“More than the money we make, the awards, or recognition, or titles we earn, each of us will be measured by how much we contribute to the success of the people around us.” – Robert F. Smith
In a recent heartwarming event, billionaire philanthropist Robert F. Smith pledged to pay off the total student debt of the Morehouse College 2019 graduating class. Smith announced his promise while speaking at the school’s commencement ceremony, stunning the 396 graduating students as well as their families and onlookers. These young adults, now graduates of the all-male HBCU, were relieved of a heavy burden due to the life-changing generosity of one person.
This surprise deed is a positive break from an often-disheartening news cycle. It has also served as the focal point of many discussions revolving around student loan debt and philanthropic responsibility. As it relates to estate planning, it sheds light on a sometimes-neglected facet of estate planning: charitable giving.
Leaving a Legacy
Traditionally, the goals of an estate plan mainly center on the assets left to one’s family and beneficiaries. However, individuals may also have an interest in using their estate plan to benefit those who are in need. Charitable contributions can be made in conjunction with beneficiary designations, or one can choose to donate their entire estate.
Reflecting on Mr. Robert Smith’s significant gesture, his gift symbolizes something far beyond financial relief. This year’s new Morehouse alumni now have increased mobility and the option to further broaden their education. If you have considered using your estate plan to benefit the future of another individual, group, or organization, the time to plan is now. When one dies with no estate plan in place, the future of their assets is left to be distributed by state probate courts in accordance with state law. Rather than subject your hard-earned estate to this long process, it can be fulfilling to contribute toward a meaningful cause when you are deceased.
How You Can Give Back
One does not need to be a multi-billionaire to improve the lives of others via an estate plan. In fact, many are unaware that an estate plan can accommodate philanthropy and charitable giving in various forms.

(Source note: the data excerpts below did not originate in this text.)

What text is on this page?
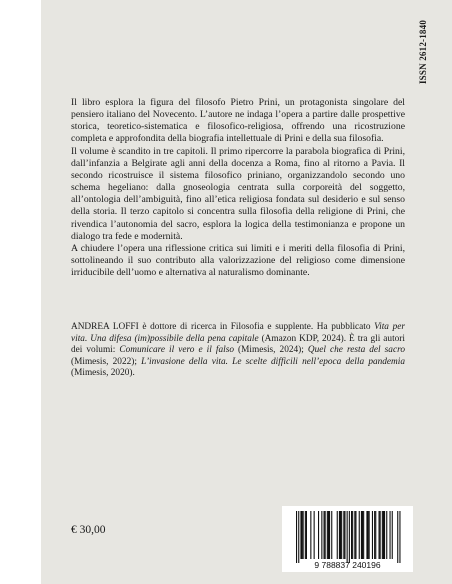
ISSN 2612-1840

Il libro esplora la figura del filosofo Pietro Prini, un protagonista singolare del pensiero italiano del Novecento. L’autore ne indaga l’opera a partire dalle prospettive storica, teoretico-sistematica e filosofico-religiosa, offrendo una ricostruzione completa e approfondita della biografia intellettuale di Prini e della sua filosofia.

Il volume è scandito in tre capitoli. Il primo ripercorre la parabola biografica di Prini, dall’infanzia a Belgirate agli anni della docenza a Roma, fino al ritorno a Pavia. Il secondo ricostruisce il sistema filosofico priniano, organizzandolo secondo uno schema hegeliano: dalla gnoseologia centrata sulla corporeità del soggetto, all’ontologia dell’ambiguità, fino all’etica religiosa fondata sul desiderio e sul senso della storia. Il terzo capitolo si concentra sulla filosofia della religione di Prini, che rivendica l’autonomia del sacro, esplora la logica della testimonianza e propone un dialogo tra fede e modernità.

A chiudere l’opera una riflessione critica sui limiti e i meriti della filosofia di Prini, sottolineando il suo contributo alla valorizzazione del religioso come dimensione irriducibile dell’uomo e alternativa al naturalismo dominante.

ANDREA LOFFI è dottore di ricerca in Filosofia e supplente. Ha pubblicato Vita per vita. Una difesa (im)possibile della pena capitale (Amazon KDP, 2024). È tra gli autori dei volumi: Comunicare il vero e il falso (Mimesis, 2024); Quel che resta del sacro (Mimesis, 2022); L’invasione della vita. Le scelte difficili nell’epoca della pandemia (Mimesis, 2020).
€ 30,00
9 788837 240196
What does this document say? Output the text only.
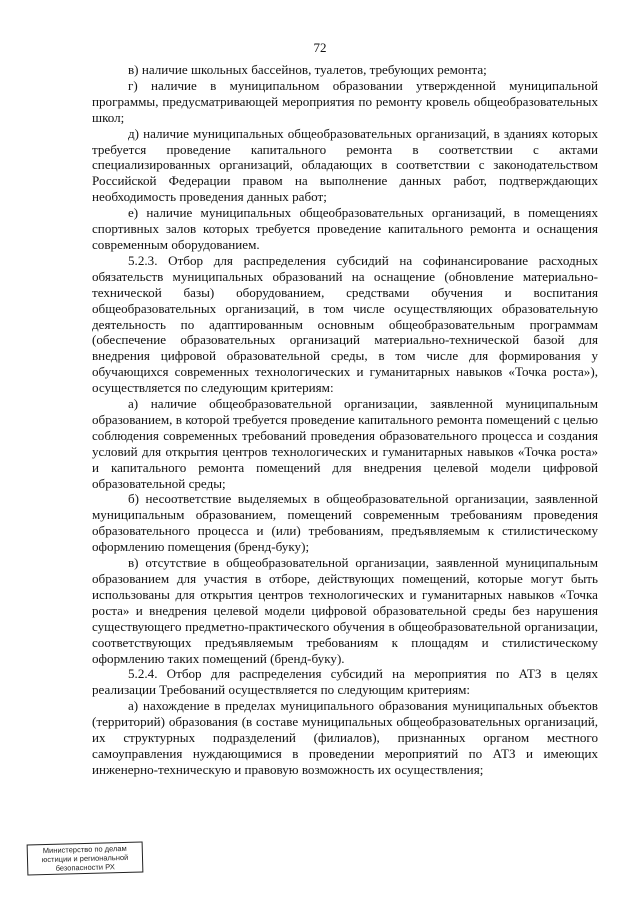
72

в) наличие школьных бассейнов, туалетов, требующих ремонта;

г) наличие в муниципальном образовании утвержденной муниципальной программы, предусматривающей мероприятия по ремонту кровель общеобразовательных школ;

д) наличие муниципальных общеобразовательных организаций, в зданиях которых требуется проведение капитального ремонта в соответствии с актами специализированных организаций, обладающих в соответствии с законодательством Российской Федерации правом на выполнение данных работ, подтверждающих необходимость проведения данных работ;

е) наличие муниципальных общеобразовательных организаций, в помещениях спортивных залов которых требуется проведение капитального ремонта и оснащения современным оборудованием.

5.2.3. Отбор для распределения субсидий на софинансирование расходных обязательств муниципальных образований на оснащение (обновление материально-технической базы) оборудованием, средствами обучения и воспитания общеобразовательных организаций, в том числе осуществляющих образовательную деятельность по адаптированным основным общеобразовательным программам (обеспечение образовательных организаций материально-технической базой для внедрения цифровой образовательной среды, в том числе для формирования у обучающихся современных технологических и гуманитарных навыков «Точка роста»), осуществляется по следующим критериям:

а) наличие общеобразовательной организации, заявленной муниципальным образованием, в которой требуется проведение капитального ремонта помещений с целью соблюдения современных требований проведения образовательного процесса и создания условий для открытия центров технологических и гуманитарных навыков «Точка роста» и капитального ремонта помещений для внедрения целевой модели цифровой образовательной среды;

б) несоответствие выделяемых в общеобразовательной организации, заявленной муниципальным образованием, помещений современным требованиям проведения образовательного процесса и (или) требованиям, предъявляемым к стилистическому оформлению помещения (бренд-буку);

в) отсутствие в общеобразовательной организации, заявленной муниципальным образованием для участия в отборе, действующих помещений, которые могут быть использованы для открытия центров технологических и гуманитарных навыков «Точка роста» и внедрения целевой модели цифровой образовательной среды без нарушения существующего предметно-практического обучения в общеобразовательной организации, соответствующих предъявляемым требованиям к площадям и стилистическому оформлению таких помещений (бренд-буку).

5.2.4. Отбор для распределения субсидий на мероприятия по АТЗ в целях реализации Требований осуществляется по следующим критериям:

а) нахождение в пределах муниципального образования муниципальных объектов (территорий) образования (в составе муниципальных общеобразовательных организаций, их структурных подразделений (филиалов), признанных органом местного самоуправления нуждающимися в проведении мероприятий по АТЗ и имеющих инженерно-техническую и правовую возможность их осуществления;

Министерство по делам
юстиции и региональной
безопасности РХ
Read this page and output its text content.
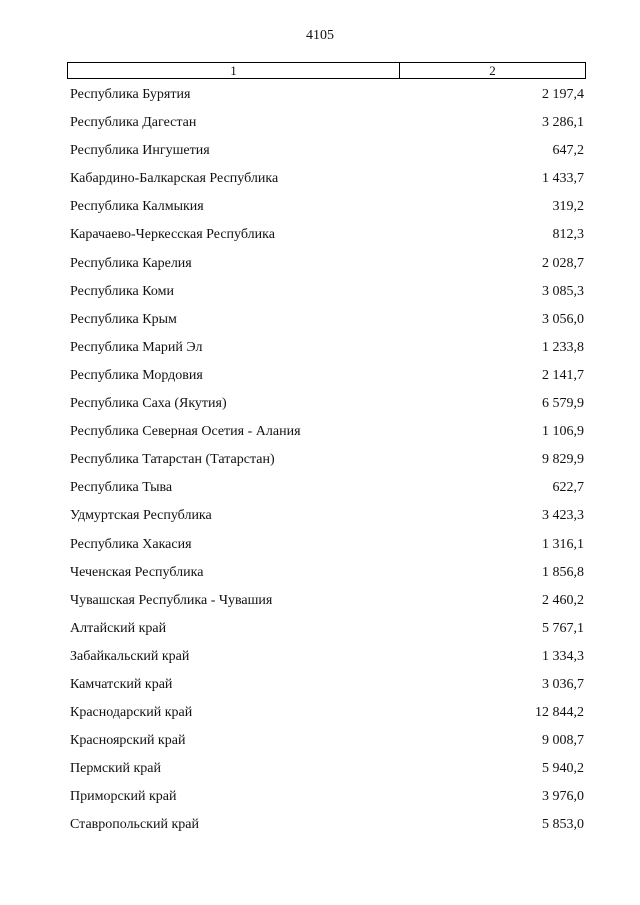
4105
1	2
Республика Бурятия	2 197,4
Республика Дагестан	3 286,1
Республика Ингушетия	647,2
Кабардино-Балкарская Республика	1 433,7
Республика Калмыкия	319,2
Карачаево-Черкесская Республика	812,3
Республика Карелия	2 028,7
Республика Коми	3 085,3
Республика Крым	3 056,0
Республика Марий Эл	1 233,8
Республика Мордовия	2 141,7
Республика Саха (Якутия)	6 579,9
Республика Северная Осетия - Алания	1 106,9
Республика Татарстан (Татарстан)	9 829,9
Республика Тыва	622,7
Удмуртская Республика	3 423,3
Республика Хакасия	1 316,1
Чеченская Республика	1 856,8
Чувашская Республика - Чувашия	2 460,2
Алтайский край	5 767,1
Забайкальский край	1 334,3
Камчатский край	3 036,7
Краснодарский край	12 844,2
Красноярский край	9 008,7
Пермский край	5 940,2
Приморский край	3 976,0
Ставропольский край	5 853,0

Smith announced that his student debt relief would occur in the form of grants donated to the school. However, there are alternate options for accomplishing a charitable contribution. An individual can name charities and organizations as beneficiaries in their Last Will and Testament. Additionally, trusts and private foundations are other options for posthumous charitable giving. As with other elements of estate planning, it is suggested to seek an estate planning specialist to evaluate options and ensure that all legal obligations are fulfilled, giving you peace of mind in knowing your estate plan will empower others.